45.10 The Gardners always did their grocery shopping locally. Mrs Gardner always sent them out for ground round steak, rather than hamburger. The liquor store was in the Baker Block on Main Street and next to it was the hardware store and pool hall – which the Gardner sister were to stay out of – that was all for men. The United Restaurant was owned by the Chapmans then. Beside it was a small house with the Napanee Reporter newspaper offices on the lower floor and an apartment above it. Lauren Clark's father had the mill.
47.00 Metcalfe's – memories of taking peas from the back of the trucks as they came into the canning factory.
47.40 A large mirror with a marble base in the funeral home was originally from Oronyatekha's house. The Gardner sisters own the mirror and base still. The family used to fish around Foresters' Island.
49.30 The Gardners could see the ferry from their apartment on Main Street and would watch the ice coming and going. Farley Mowatt's boat was down at the marina. Mrs Gardner painted a picture of the church on the Reserve.
50.55 Winters – used to toboggan behind the Public School. Skated down by the glass factory. Hagerman boy fell through the ice and died of pneumonia. The sisters skated a lot. Delores played hockey on the school team, wearing figure skates.
53.19 Family moved to Kingston in 1968. Delores was married in Deseronto in 1959. She did school nursing with her father-in-law. Did some camp nursing at Camp Iowa in the summers. Now lives in Battersea, Elaine in Kingston.
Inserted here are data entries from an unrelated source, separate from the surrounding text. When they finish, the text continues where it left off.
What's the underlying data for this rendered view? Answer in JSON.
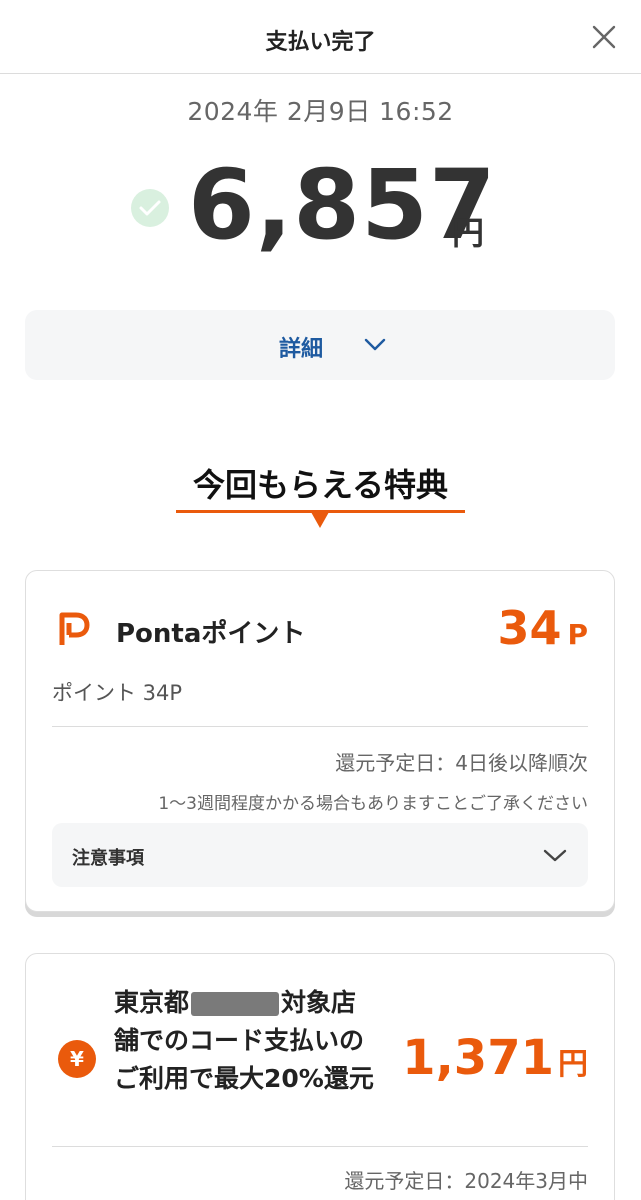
{
  "header": {
    "title": "支払い完了",
    "close_icon": "close-icon"
  },
  "payment": {
    "datetime": "2024年 2月9日 16:52",
    "amount": "6,857",
    "currency_unit": "円",
    "status_icon": "check-circle-icon"
  },
  "details": {
    "label": "詳細",
    "icon": "chevron-down-icon"
  },
  "benefits": {
    "title": "今回もらえる特典",
    "ponta": {
      "icon": "ponta-icon",
      "name": "Pontaポイント",
      "points": "34",
      "points_unit": "P",
      "detail": "ポイント 34P",
      "return_date": "還元予定日：4日後以降順次",
      "note": "1〜3週間程度かかる場合もありますことご了承ください",
      "notice_label": "注意事項",
      "notice_icon": "chevron-down-icon"
    },
    "campaign": {
      "icon": "yen-icon",
      "text_part1": "東京都",
      "text_part2": "対象店舗でのコード支払いのご利用で最大20%還元",
      "amount": "1,371",
      "amount_unit": "円",
      "return_date": "還元予定日：2024年3月中"
    }
  },
  "colors": {
    "accent": "#ea5a0c",
    "link": "#1e5aa0",
    "check": "#d9f0df"
  }
}
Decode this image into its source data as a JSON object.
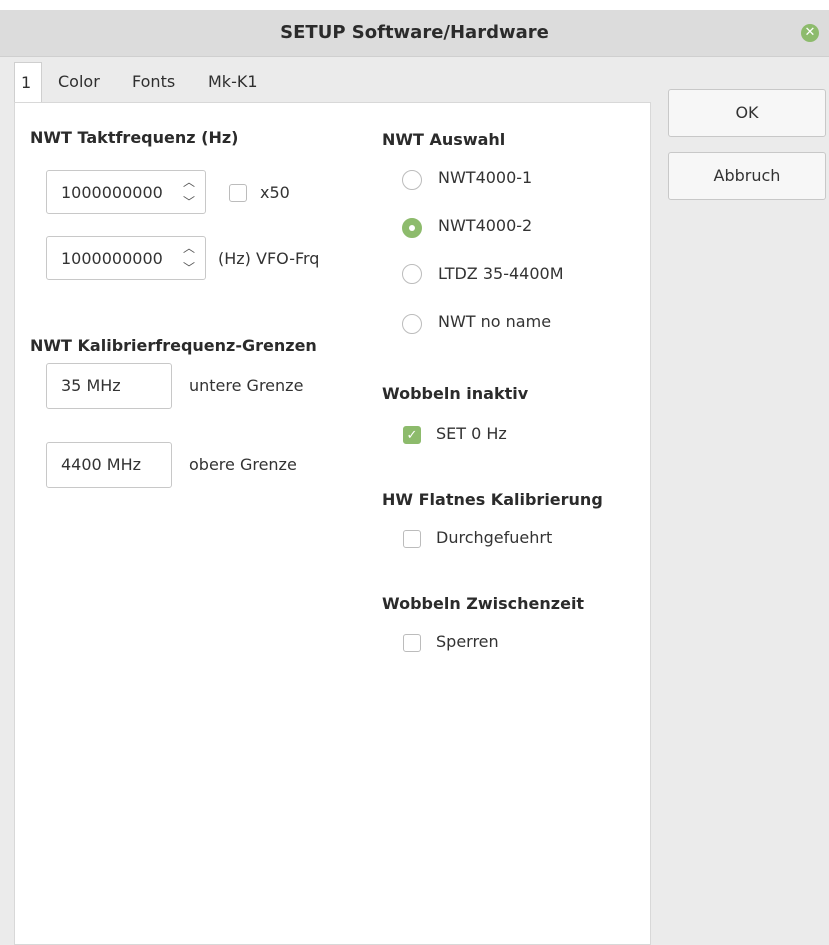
{
  "window": {
    "title": "SETUP Software/Hardware",
    "close_icon": "close-icon"
  },
  "tabs": [
    "1",
    "Color",
    "Fonts",
    "Mk-K1"
  ],
  "buttons": {
    "ok": "OK",
    "cancel": "Abbruch"
  },
  "takt": {
    "header": "NWT Taktfrequenz (Hz)",
    "freq1": "1000000000",
    "x50_label": "x50",
    "freq2": "1000000000",
    "vfo_label": "(Hz)  VFO-Frq"
  },
  "kalib": {
    "header": "NWT Kalibrierfrequenz-Grenzen",
    "lower_value": "35 MHz",
    "lower_label": "untere Grenze",
    "upper_value": "4400 MHz",
    "upper_label": "obere Grenze"
  },
  "auswahl": {
    "header": "NWT Auswahl",
    "options": [
      "NWT4000-1",
      "NWT4000-2",
      "LTDZ 35-4400M",
      "NWT no name"
    ],
    "selected": "NWT4000-2"
  },
  "wobbeln_inaktiv": {
    "header": "Wobbeln inaktiv",
    "checkbox_label": "SET 0 Hz",
    "checked": true
  },
  "hw_flatnes": {
    "header": "HW Flatnes Kalibrierung",
    "checkbox_label": "Durchgefuehrt",
    "checked": false
  },
  "wobbeln_zwischenzeit": {
    "header": "Wobbeln Zwischenzeit",
    "checkbox_label": "Sperren",
    "checked": false
  },
  "colors": {
    "accent": "#8dbb6c",
    "titlebar": "#dcdcdc",
    "background": "#ebebeb",
    "panel": "#ffffff"
  }
}
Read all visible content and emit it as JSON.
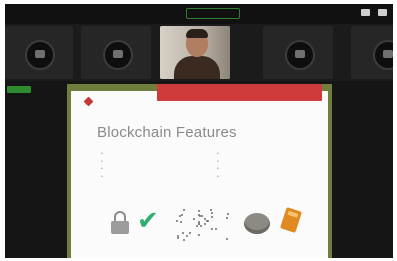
{
  "topbar": {
    "left_title": "",
    "view_label": ""
  },
  "gallery": {
    "tiles": [
      {
        "name": ""
      },
      {
        "name": ""
      },
      {
        "name": ""
      },
      {
        "name": ""
      },
      {
        "name": ""
      }
    ]
  },
  "slide": {
    "brand": "",
    "title": "Blockchain Features",
    "col1": [
      "",
      "",
      "",
      ""
    ],
    "col2": [
      "",
      "",
      "",
      ""
    ]
  },
  "share": {
    "banner": ""
  },
  "colors": {
    "share_bar": "#cf3b3b",
    "badge": "#2e8b2e",
    "check": "#2fae6f",
    "calculator": "#e08a22"
  },
  "icons": [
    "lock-icon",
    "checkmark-icon",
    "network-dots-icon",
    "coin-icon",
    "calculator-icon"
  ]
}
57.38 Railways were still running to the canning factory and coal yards when the Gardners lived in Deseronto, but there were no passenger trains in the town then. Behind their apartment on Main Street, the bank and Ernie Luck let them use their land and Mr Gardner rented land from the railway, to make a garden. He raised pheasants and rabbits. He used to use banty hens from Mrs Maracle and Mrs Barnhart to hatch the eggs.
59.56 Went to Prince Edward County for apples in the Fall. Mr Gardner was pleased to have the bridge. They liked going over on the ferry and to the Sandbanks. There was a lot more snow in the winter. They were here for Hurricane Hazel – at a movie in Kingston when it happened. Some trees down in this area.
1.02.25 Delores' bedroom was in the front of the funeral home: the first time the fire alarm went off startled her: it looked like the fire truck was heading straight for her room.